For more than 36 years, Johnny Gilbert has said the same 10 words, with the same mixture of razzle-dazzle and lofty cadence of a practiced showman: “And now, here is the host of ‘Jeopardy!’… Alex Trebek!” Trebek would appear with a wave and a smile, and the game would begin.
He has delivered some version of that familiar warm-up more than 8,000 times, ever since Trebek’s first episode, which aired on Sept. 10, 1984, when the newly minted host strode onto the stage sporting a dark, bushy mustache and a pale pink pocket square. But on Friday, television audiences will see Gilbert’s final introduction of a longtime colleague who had become a pal, as the last episode that was filmed before Trebek’s death in November is broadcast.
“As much pain that he was in, I just never thought he was actually dying,” Gilbert said. “The day I heard that, part of me left this world.”
Next week “Jeopardy!” will return with Gilbert introducing a new name: Ken Jennings, a record-breaking former contestant, who will be the first in a series of new, interim hosts.
“It was a very bizarre feeling,” Gilbert, 92, said in an interview on Wednesday. “I have never thought of anyone as host of the show except Alex.”
After Trebek’s death, Gilbert, who has had a roughly 70-year career in entertainment, said that he wondered whether it was the right time to leave. At that point, because of the pandemic, he had not been working at the studio, in Culver City, Calif., but had been recording his announcements from a bedroom in his Venice Beach home.
“I thought, ‘Gee, can I go on doing this? Can I still do what the show needs?’” he said. “And I decided, yes, I would go on. I would go on because Alex wanted the show to go on.”
When Trebek died at age 80 in November after battling Stage 4 pancreatic cancer, the show’s producers made clear that there would be no rush to fill the role of a man who had been the face and voice of “Jeopardy!” for so long. Only 10 days before his death, Trebek had been in the studio filming, and the show had enough episodes to finish the year. Instead of finishing in the last week of 2020, a chaotic week for television and for viewers, the show decided to push Trebek’s final five episodes to this week.
The show also recognized that Gilbert was among many who felt unsettled by a new host delivering “Jeopardy!” clues. Instead of choosing a permanent successor right away, they opted for a series of interim hosts. Jennings, the only guest host who has been officially announced, has already taped 30 episodes, a spokeswoman for the show said. (In recent days, Jennings has received some flak on social media for posting insensitive tweets in the past, for which he apologized, raising questions about whether he would be in the role permanently.) The Los Angeles Times reported this week that Katie Couric had been signed as another guest host, but the show would not confirm that.
Gilbert and Trebek, who both worked in television in the early 1980s, met at a party in Hollywood a couple of years before Merv Griffin decided to mount a new production of “Jeopardy!” Gilbert was already a known entity in daytime TV, having worked as a golden-voiced announcer for “The Price Is Right” and Dinah Shore’s daily talk show.
In his memoir, published last summer, Trebek wrote that he had recommended Gilbert to Griffin: “How could you forget a voice like that?” (Gilbert’s voice wasn’t just used for announcing; he was a singer early in his career and recorded two albums in the 1960s.)
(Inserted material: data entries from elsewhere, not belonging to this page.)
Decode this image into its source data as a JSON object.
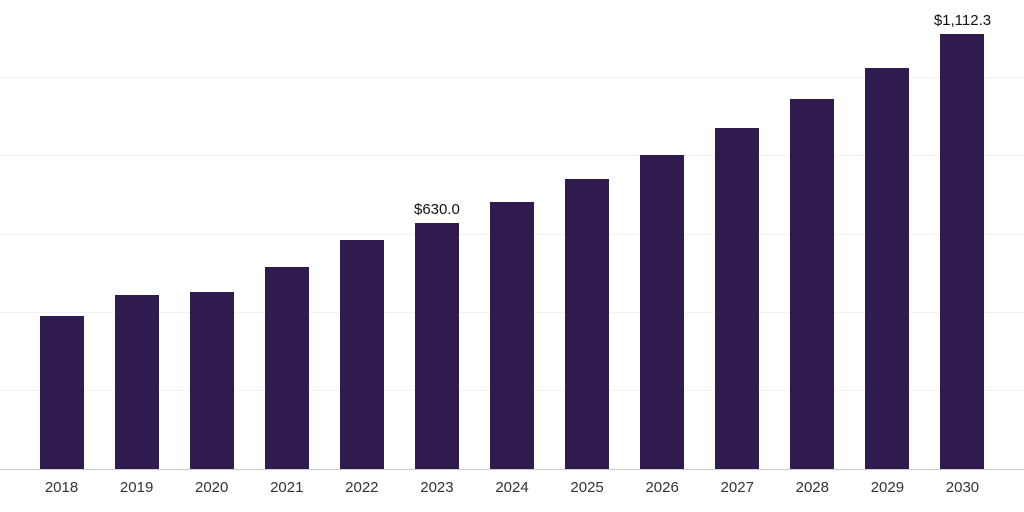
{
  "chart_data": {
    "type": "bar",
    "title": "",
    "xlabel": "",
    "ylabel": "",
    "categories": [
      "2018",
      "2019",
      "2020",
      "2021",
      "2022",
      "2023",
      "2024",
      "2025",
      "2026",
      "2027",
      "2028",
      "2029",
      "2030"
    ],
    "values": [
      391.0,
      444.9,
      452.2,
      516.2,
      585.2,
      630.0,
      683.3,
      741.1,
      803.8,
      871.8,
      945.6,
      1025.6,
      1112.3
    ],
    "bar_labels": {
      "2023": "$630.0",
      "2030": "$1,112.3"
    },
    "ylim": [
      0,
      1200
    ],
    "gridline_step": 200,
    "grid": "on",
    "legend": "none",
    "bar_color": "#2f1b4d",
    "label_color": "#111111",
    "tick_color": "#333333",
    "gridline_color": "#f2f2f2",
    "axis_line_color": "#cccccc"
  }
}
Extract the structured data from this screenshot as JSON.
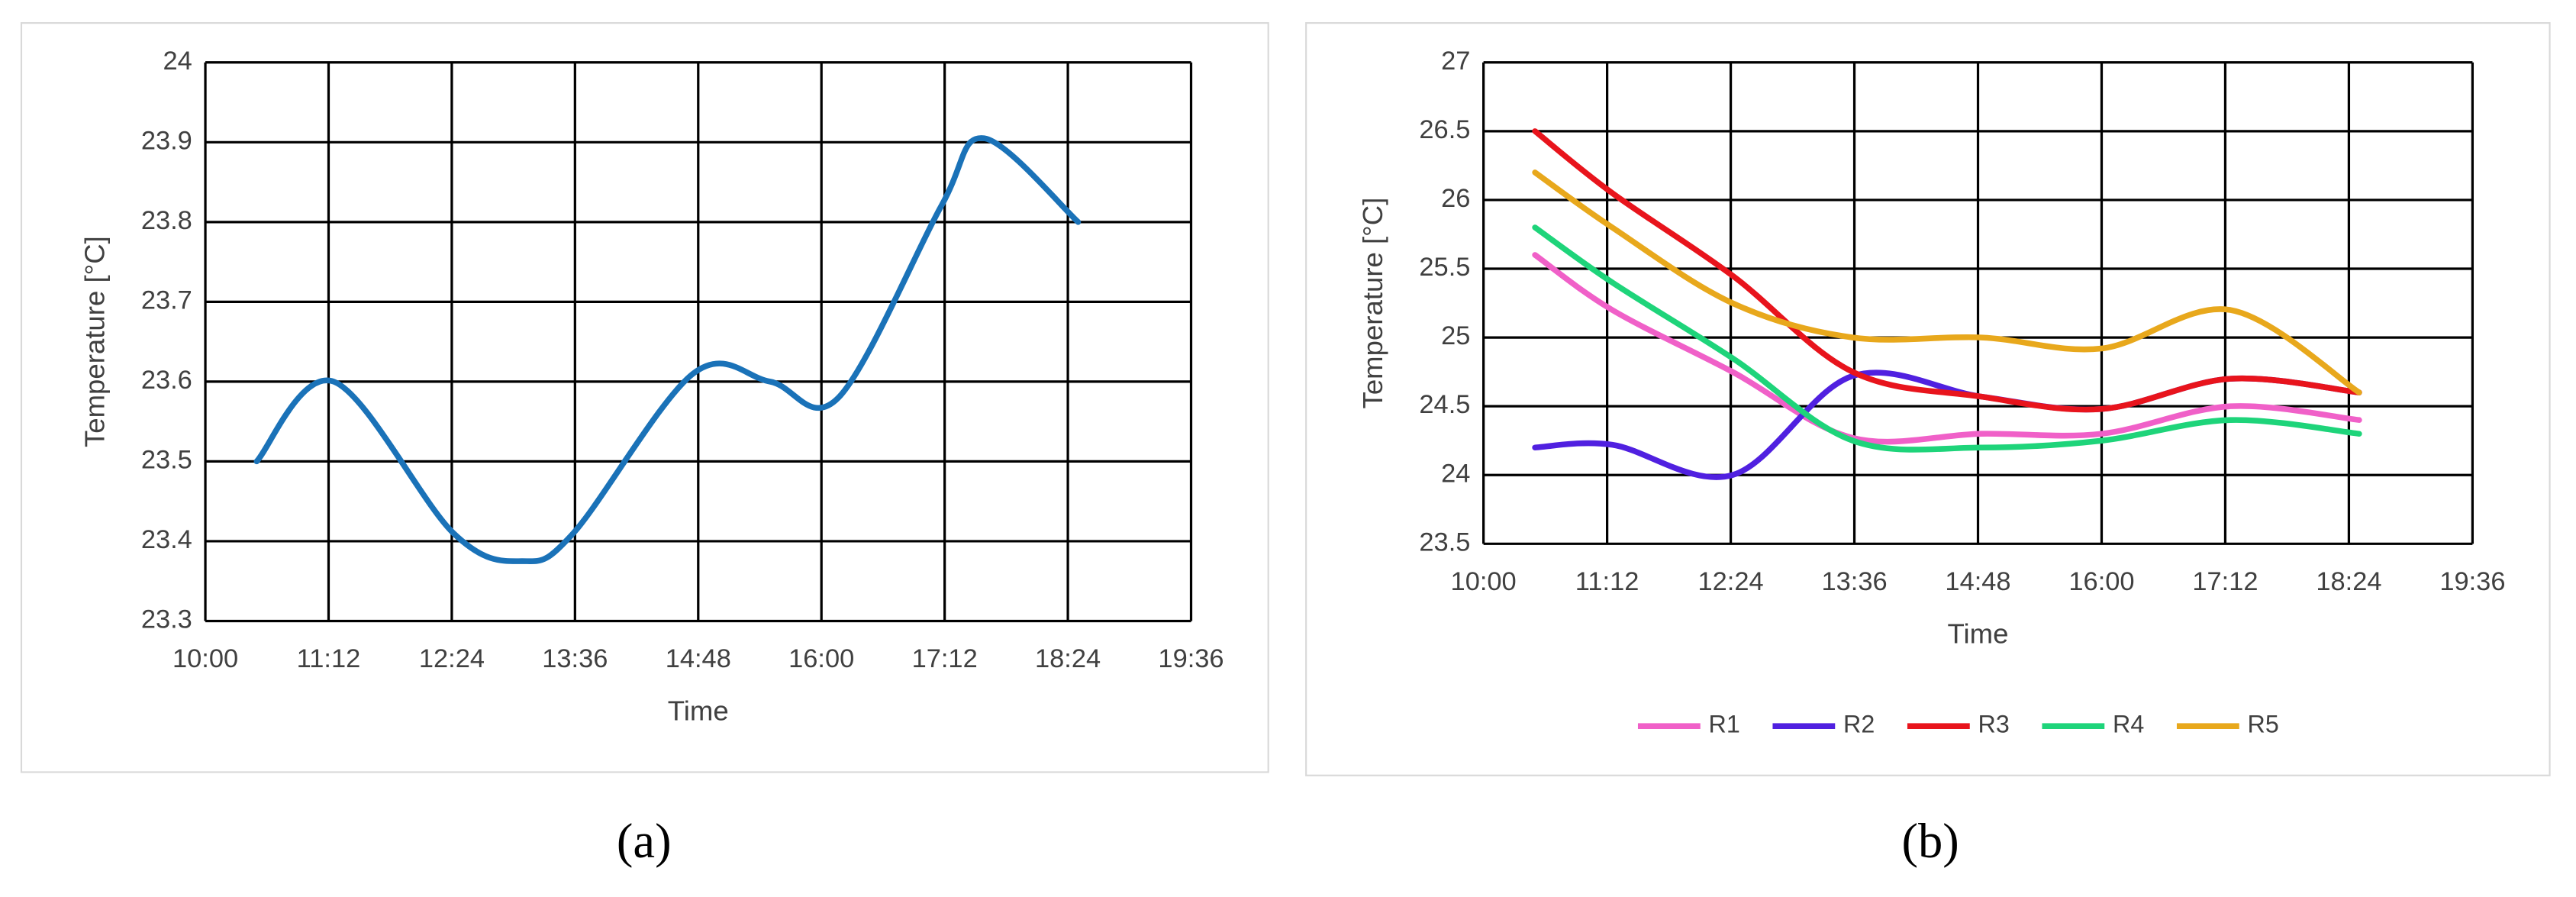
{
  "chart_data": [
    {
      "type": "line",
      "caption": "(a)",
      "xlabel": "Time",
      "ylabel": "Temperature [°C]",
      "x": [
        "10:30",
        "11:15",
        "12:25",
        "13:05",
        "13:35",
        "14:45",
        "15:30",
        "16:10",
        "17:10",
        "17:35",
        "18:30"
      ],
      "series": [
        {
          "name": null,
          "color": "#1a72b8",
          "values": [
            23.5,
            23.6,
            23.41,
            23.375,
            23.41,
            23.61,
            23.6,
            23.58,
            23.82,
            23.905,
            23.8
          ]
        }
      ],
      "xlim": [
        "10:00",
        "19:36"
      ],
      "xticks": [
        "10:00",
        "11:12",
        "12:24",
        "13:36",
        "14:48",
        "16:00",
        "17:12",
        "18:24",
        "19:36"
      ],
      "ylim": [
        23.3,
        24
      ],
      "yticks": [
        23.3,
        23.4,
        23.5,
        23.6,
        23.7,
        23.8,
        23.9,
        24
      ],
      "grid": true,
      "smooth": true
    },
    {
      "type": "line",
      "caption": "(b)",
      "xlabel": "Time",
      "ylabel": "Temperature [°C]",
      "x": [
        "10:30",
        "11:15",
        "12:25",
        "13:35",
        "14:50",
        "16:00",
        "17:15",
        "18:30"
      ],
      "series": [
        {
          "name": "R1",
          "color": "#f060c8",
          "values": [
            25.6,
            25.2,
            24.75,
            24.27,
            24.3,
            24.3,
            24.5,
            24.4
          ]
        },
        {
          "name": "R2",
          "color": "#5020e0",
          "values": [
            24.2,
            24.22,
            24.0,
            24.72,
            24.57,
            24.48,
            24.7,
            24.6
          ]
        },
        {
          "name": "R3",
          "color": "#e8141c",
          "values": [
            26.5,
            26.05,
            25.45,
            24.75,
            24.57,
            24.48,
            24.7,
            24.6
          ]
        },
        {
          "name": "R4",
          "color": "#1ed47a",
          "values": [
            25.8,
            25.4,
            24.85,
            24.25,
            24.2,
            24.25,
            24.4,
            24.3
          ]
        },
        {
          "name": "R5",
          "color": "#e8a81c",
          "values": [
            26.2,
            25.8,
            25.25,
            25.0,
            25.0,
            24.92,
            25.2,
            24.6
          ]
        }
      ],
      "xlim": [
        "10:00",
        "19:36"
      ],
      "xticks": [
        "10:00",
        "11:12",
        "12:24",
        "13:36",
        "14:48",
        "16:00",
        "17:12",
        "18:24",
        "19:36"
      ],
      "ylim": [
        23.5,
        27
      ],
      "yticks": [
        23.5,
        24,
        24.5,
        25,
        25.5,
        26,
        26.5,
        27
      ],
      "grid": true,
      "smooth": true,
      "legend": "bottom"
    }
  ]
}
What resulted, Gilbert said, was a friendship that involved a lot of chatting in dressing rooms, good-natured teasing in front of studio audiences and a deep mutual respect. On the set of “Jeopardy!,” Trebek would often poke fun at Gilbert’s age, joking that he had been the announcer for Abraham Lincoln.
“We’ve been together longer than either one of our marriages, and we’ve never had a cross word,” Trebek wrote of Gilbert in his memoir.
Wearing one of his many “Jeopardy!” branded varsity-style jackets, Gilbert would warm up the audience before the tapings, urging them to talk to Trebek during commercial breaks and ask him any questions that they might have. When the time came, Trebek would talk with audience members endlessly, Gilbert recalled, adding that more than once Trebek’s involved chats with members of the studio audience would outlast commercial breaks.
Gilbert recalled how Trebek continued to work through his illness. When Trebek was receiving chemotherapy treatments, Gilbert said, there were times when he was clearly in great pain. Sometimes he was too unwell for the usual banter between episodes with the production staff.
Trebek wrote in his memoir that there were days during his illness where he could barely walk to production meetings. But after Gilbert delivered his trademark introduction — “And now, here is the host of ‘Jeopardy!’… Alex Trebek!” — Trebek wrote that he would feel like himself again, and be able to walk out onto the stage.
That transformation was apparent to Gilbert, too.
“Regardless of how he felt when he walked out onstage,” Gilbert said, “when I introduced him, there was Alex Trebek.”